Two things help keep this strangely common query alive:
- The annual Inca Trail closure — The classic Inca Trail closes every year for the whole of February. This one-month hiatus allows maintenance teams to keep the trail in good order by cutting back vegetation, tidying up the campsites, removing trash and repairing general wear and tear along the trail. Machu Picchu does not close in February.
- Rumors — Machu Picchu closure rumors seem to flower and fade throughout the year, all of them spurious and ultimately fruitless. Where these rumors come from is anyone’s guess, but they might tie-in with the Inca Trail closure in February, as well as frequently voiced concerns regarding erosion of the site and how best to protect it (closure being a logical, albeit extreme, option).
Is Machu Picchu Likely to Close in the Future?
Of course, certain events can force a temporary closure. In late-January 2010, torrential rains damaged the local rail and road infrastructure and left tourists stranded in Aguas Calientes (Machu Picchu Pueblo). South America’s most popular tourist attraction remained closed for two months.

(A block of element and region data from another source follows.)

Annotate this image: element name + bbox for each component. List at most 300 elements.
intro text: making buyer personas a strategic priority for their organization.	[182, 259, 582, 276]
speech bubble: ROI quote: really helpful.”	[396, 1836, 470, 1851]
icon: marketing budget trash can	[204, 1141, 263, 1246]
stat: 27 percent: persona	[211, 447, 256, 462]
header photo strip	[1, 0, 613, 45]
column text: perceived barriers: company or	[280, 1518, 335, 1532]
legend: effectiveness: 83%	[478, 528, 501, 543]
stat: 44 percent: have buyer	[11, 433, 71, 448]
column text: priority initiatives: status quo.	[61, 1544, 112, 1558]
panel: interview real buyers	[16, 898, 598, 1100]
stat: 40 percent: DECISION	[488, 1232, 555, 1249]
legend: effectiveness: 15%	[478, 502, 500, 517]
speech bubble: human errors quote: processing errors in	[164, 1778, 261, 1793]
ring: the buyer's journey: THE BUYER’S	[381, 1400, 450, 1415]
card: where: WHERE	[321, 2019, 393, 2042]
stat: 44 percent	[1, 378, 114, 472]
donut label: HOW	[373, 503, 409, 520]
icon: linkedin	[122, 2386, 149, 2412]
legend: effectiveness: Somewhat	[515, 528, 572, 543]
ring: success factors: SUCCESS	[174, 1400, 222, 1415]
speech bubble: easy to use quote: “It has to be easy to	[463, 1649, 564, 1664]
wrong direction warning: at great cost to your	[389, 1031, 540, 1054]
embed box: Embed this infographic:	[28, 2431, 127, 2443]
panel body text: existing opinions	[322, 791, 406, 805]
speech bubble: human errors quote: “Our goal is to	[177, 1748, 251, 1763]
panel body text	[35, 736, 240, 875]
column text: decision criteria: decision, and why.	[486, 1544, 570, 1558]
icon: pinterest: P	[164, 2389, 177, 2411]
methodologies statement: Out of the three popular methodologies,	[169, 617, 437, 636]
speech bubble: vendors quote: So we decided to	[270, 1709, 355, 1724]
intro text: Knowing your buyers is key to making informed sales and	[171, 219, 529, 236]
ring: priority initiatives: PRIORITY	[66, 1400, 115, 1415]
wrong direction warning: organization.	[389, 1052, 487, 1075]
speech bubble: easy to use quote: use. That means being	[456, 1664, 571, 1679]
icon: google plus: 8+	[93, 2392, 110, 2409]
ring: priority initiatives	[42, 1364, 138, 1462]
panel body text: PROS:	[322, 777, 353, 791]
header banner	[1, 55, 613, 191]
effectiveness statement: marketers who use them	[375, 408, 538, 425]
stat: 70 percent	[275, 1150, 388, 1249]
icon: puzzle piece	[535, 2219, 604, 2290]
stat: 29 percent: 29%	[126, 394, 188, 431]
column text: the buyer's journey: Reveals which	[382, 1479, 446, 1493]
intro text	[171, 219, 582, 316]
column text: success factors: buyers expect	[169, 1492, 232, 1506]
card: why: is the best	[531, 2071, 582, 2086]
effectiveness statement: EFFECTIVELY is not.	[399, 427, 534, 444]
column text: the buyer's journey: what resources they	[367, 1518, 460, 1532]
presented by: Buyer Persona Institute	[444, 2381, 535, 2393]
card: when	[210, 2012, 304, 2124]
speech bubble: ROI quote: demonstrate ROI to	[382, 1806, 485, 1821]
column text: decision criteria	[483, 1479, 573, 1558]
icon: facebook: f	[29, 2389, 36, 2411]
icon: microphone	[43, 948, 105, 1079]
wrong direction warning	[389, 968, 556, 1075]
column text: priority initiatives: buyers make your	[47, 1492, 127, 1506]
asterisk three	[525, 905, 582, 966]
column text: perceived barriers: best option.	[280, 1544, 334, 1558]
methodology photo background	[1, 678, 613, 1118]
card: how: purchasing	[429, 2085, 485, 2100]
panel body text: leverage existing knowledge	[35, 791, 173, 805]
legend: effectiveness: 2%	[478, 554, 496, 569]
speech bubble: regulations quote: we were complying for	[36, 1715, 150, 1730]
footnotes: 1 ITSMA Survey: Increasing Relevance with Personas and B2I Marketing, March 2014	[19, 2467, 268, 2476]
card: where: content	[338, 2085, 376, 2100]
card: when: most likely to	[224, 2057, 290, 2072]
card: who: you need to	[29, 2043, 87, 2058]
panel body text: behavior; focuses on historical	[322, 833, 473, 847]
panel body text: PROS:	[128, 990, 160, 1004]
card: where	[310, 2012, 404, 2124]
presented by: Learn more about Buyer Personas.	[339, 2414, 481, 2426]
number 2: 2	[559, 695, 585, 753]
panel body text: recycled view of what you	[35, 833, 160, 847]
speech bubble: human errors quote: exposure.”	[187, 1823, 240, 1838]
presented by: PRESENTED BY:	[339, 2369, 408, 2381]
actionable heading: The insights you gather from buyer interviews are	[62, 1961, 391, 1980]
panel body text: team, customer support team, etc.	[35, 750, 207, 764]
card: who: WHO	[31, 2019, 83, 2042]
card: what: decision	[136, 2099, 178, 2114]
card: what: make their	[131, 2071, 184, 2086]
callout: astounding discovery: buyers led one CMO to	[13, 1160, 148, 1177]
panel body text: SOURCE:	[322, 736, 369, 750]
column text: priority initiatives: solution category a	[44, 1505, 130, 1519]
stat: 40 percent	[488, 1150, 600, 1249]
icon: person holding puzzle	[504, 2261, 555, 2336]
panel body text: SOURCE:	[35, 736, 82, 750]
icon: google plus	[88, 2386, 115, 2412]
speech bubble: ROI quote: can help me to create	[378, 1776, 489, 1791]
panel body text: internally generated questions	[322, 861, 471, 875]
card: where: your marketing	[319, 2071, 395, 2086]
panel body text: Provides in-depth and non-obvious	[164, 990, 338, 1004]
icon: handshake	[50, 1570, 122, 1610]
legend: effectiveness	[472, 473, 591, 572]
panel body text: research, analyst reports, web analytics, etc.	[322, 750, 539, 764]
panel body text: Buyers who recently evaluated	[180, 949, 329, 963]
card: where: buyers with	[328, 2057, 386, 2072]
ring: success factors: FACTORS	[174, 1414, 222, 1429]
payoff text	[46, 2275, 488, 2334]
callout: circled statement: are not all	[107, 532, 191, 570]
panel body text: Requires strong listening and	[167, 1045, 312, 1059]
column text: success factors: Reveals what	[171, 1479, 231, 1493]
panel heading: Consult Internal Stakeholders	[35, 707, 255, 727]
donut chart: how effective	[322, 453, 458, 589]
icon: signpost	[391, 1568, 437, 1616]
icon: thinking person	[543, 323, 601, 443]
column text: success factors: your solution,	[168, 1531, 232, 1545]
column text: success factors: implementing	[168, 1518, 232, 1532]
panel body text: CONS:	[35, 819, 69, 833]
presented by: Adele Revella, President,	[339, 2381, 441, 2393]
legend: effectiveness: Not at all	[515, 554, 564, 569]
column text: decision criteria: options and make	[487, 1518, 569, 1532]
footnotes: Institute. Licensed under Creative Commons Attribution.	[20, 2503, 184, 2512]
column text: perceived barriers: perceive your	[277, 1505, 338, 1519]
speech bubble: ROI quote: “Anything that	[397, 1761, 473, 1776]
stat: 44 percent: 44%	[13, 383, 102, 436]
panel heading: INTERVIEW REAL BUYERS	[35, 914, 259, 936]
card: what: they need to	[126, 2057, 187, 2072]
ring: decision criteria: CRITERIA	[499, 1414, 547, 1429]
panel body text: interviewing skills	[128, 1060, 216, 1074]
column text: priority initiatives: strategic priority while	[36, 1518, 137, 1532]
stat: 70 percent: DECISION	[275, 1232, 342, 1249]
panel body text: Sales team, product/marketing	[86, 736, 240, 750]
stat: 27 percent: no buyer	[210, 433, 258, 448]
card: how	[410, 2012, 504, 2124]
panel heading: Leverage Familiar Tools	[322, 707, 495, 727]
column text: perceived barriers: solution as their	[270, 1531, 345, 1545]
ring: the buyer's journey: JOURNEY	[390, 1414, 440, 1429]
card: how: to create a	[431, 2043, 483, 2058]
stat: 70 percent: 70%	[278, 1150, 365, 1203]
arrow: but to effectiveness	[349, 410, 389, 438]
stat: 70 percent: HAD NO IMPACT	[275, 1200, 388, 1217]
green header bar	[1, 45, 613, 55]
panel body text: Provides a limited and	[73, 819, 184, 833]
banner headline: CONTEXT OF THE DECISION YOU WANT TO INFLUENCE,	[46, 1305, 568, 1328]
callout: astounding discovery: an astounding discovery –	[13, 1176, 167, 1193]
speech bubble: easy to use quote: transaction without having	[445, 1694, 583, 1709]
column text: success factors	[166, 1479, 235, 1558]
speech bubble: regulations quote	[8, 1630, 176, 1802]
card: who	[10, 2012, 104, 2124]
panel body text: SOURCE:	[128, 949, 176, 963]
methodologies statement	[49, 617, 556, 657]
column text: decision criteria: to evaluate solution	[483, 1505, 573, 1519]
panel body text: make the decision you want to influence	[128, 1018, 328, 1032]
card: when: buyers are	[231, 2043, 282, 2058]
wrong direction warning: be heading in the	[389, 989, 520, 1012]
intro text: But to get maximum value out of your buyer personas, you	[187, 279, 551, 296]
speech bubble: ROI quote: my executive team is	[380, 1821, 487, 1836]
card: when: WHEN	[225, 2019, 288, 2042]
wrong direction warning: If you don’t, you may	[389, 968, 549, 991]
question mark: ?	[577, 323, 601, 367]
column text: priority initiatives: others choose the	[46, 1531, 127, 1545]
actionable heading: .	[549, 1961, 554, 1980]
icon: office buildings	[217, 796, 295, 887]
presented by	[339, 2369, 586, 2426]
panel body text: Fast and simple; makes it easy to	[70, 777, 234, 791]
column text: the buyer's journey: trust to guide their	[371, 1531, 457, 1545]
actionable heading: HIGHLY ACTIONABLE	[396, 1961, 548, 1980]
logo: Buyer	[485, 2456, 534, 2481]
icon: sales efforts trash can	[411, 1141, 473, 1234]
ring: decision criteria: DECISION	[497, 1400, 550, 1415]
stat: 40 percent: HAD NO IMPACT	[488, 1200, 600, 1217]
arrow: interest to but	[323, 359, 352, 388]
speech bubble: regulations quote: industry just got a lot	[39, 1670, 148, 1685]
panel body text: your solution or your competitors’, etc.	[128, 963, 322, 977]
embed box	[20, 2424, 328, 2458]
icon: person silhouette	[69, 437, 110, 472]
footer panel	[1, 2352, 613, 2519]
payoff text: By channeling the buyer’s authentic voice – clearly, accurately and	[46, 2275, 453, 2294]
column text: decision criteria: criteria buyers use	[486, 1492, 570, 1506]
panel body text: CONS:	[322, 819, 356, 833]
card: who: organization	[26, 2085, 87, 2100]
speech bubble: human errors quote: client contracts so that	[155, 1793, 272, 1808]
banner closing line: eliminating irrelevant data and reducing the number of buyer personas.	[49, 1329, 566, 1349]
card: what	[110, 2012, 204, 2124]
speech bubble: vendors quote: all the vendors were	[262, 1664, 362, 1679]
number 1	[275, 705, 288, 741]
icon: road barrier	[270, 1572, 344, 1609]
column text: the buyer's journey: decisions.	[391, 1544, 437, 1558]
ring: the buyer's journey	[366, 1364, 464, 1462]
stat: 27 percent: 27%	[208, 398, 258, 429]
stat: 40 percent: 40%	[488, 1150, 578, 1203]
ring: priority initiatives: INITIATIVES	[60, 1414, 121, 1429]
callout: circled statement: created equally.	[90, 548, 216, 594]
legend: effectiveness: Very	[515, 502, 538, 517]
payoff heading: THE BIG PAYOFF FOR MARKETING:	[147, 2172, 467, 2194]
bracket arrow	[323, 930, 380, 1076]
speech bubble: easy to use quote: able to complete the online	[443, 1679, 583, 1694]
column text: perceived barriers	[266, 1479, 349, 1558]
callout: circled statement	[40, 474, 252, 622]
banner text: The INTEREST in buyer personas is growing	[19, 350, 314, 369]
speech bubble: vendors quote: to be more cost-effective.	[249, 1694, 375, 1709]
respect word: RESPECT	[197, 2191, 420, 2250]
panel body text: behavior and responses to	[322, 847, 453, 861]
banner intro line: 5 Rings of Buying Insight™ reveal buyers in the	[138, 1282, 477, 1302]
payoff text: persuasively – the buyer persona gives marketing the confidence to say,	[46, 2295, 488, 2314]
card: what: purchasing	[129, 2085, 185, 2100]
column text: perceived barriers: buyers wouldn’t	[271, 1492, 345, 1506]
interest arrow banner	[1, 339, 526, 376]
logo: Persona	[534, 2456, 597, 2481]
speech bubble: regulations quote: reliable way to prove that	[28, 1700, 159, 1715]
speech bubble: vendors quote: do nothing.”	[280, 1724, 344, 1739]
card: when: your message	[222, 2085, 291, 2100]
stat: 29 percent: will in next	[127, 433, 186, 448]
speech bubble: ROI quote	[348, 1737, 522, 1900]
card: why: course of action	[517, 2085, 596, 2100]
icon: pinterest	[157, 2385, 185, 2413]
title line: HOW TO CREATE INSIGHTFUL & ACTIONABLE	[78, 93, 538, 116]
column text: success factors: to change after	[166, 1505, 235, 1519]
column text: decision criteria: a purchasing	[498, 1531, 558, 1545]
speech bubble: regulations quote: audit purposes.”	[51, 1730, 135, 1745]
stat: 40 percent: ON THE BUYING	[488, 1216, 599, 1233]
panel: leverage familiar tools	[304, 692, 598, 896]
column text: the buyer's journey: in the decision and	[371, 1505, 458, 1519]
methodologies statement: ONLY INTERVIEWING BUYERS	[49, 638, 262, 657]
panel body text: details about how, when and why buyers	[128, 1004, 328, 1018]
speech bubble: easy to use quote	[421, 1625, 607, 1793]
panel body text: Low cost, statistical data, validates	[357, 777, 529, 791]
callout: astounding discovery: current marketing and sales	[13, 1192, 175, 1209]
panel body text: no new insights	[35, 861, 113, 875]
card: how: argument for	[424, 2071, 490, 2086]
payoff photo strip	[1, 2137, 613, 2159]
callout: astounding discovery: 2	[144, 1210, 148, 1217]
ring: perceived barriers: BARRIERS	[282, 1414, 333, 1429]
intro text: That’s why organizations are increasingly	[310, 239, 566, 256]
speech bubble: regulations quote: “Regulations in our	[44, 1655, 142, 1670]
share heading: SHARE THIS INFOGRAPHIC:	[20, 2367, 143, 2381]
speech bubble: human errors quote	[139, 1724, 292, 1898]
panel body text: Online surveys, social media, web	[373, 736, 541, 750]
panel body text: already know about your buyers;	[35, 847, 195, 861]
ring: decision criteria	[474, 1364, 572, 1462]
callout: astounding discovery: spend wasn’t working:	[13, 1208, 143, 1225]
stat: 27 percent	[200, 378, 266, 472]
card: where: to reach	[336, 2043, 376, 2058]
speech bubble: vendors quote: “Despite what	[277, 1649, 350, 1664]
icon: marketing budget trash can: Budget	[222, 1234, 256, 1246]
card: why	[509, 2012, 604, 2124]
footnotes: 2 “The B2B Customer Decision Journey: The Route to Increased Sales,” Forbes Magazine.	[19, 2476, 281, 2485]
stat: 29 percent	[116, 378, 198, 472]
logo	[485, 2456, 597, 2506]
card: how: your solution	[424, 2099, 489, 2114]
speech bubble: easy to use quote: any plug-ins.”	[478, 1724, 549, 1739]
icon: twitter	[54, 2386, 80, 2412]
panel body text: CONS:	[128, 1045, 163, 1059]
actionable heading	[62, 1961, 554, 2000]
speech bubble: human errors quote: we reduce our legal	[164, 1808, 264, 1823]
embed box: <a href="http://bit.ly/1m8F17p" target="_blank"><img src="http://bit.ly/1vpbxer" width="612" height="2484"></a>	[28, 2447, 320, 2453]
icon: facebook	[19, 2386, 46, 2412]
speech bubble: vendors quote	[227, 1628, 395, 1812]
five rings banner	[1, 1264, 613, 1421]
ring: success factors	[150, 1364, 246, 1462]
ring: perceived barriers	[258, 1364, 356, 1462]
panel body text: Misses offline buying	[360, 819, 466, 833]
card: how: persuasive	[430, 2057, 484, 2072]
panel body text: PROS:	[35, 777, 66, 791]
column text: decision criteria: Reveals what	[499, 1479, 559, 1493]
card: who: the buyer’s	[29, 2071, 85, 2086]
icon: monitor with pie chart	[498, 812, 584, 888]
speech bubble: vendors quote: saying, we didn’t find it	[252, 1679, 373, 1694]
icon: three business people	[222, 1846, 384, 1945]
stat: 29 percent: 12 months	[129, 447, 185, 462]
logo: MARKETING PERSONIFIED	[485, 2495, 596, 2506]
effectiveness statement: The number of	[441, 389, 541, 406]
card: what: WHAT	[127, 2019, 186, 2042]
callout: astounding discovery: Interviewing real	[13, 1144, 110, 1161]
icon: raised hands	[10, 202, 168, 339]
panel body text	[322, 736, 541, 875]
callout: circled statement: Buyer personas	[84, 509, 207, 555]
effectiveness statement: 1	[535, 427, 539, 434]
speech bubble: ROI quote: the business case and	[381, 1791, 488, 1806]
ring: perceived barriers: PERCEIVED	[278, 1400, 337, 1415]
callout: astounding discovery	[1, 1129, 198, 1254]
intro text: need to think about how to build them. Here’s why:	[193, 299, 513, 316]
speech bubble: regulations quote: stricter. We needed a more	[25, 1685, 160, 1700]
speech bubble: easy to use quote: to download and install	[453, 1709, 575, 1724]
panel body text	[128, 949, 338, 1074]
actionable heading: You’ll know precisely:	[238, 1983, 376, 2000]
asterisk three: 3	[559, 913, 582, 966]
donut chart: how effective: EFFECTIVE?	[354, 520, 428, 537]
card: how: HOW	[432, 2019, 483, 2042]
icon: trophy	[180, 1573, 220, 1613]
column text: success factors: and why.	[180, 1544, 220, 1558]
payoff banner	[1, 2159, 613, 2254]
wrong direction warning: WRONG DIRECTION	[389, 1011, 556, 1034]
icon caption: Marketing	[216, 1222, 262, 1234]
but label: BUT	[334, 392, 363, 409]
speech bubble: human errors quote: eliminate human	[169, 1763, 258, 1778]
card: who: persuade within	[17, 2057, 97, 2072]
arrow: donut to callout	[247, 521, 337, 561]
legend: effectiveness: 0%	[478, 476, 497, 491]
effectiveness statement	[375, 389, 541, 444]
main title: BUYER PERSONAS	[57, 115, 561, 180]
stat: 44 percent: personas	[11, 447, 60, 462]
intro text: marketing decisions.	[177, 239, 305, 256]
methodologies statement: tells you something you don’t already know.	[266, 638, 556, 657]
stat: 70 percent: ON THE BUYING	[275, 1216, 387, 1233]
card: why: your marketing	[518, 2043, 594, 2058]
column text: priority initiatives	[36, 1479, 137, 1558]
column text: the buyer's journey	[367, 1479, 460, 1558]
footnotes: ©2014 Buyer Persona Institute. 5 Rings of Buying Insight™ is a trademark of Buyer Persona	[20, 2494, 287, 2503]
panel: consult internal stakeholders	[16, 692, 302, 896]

It was officially reopened — to much joy and relief — on April 1, 2010. Martin Perez, Peru’s Tourism Minister at the time, told the BBC that the two-month closure amounted to a loss of revenue totaling $185 million (other estimates place the financial loss at more than double that amount).
Understandably, Peruvian authorities are highly averse to shutting the Inca citadel. After all, you don’t cook the goose that lays the golden eggs.
One thing is for sure: if Machu Picchu does ever close — for whatever reason — it will be big news. BIG NEWS. You’ll certainly hear about it here and across the global travel-related media. As things stand, Machu Picchu is open to the public every day of the year from 6:00 am to 5:00 pm (or thereabouts).
In general, therefore, feel free to ignore all Machu Picchu closure rumors — just keep an eye on the weather.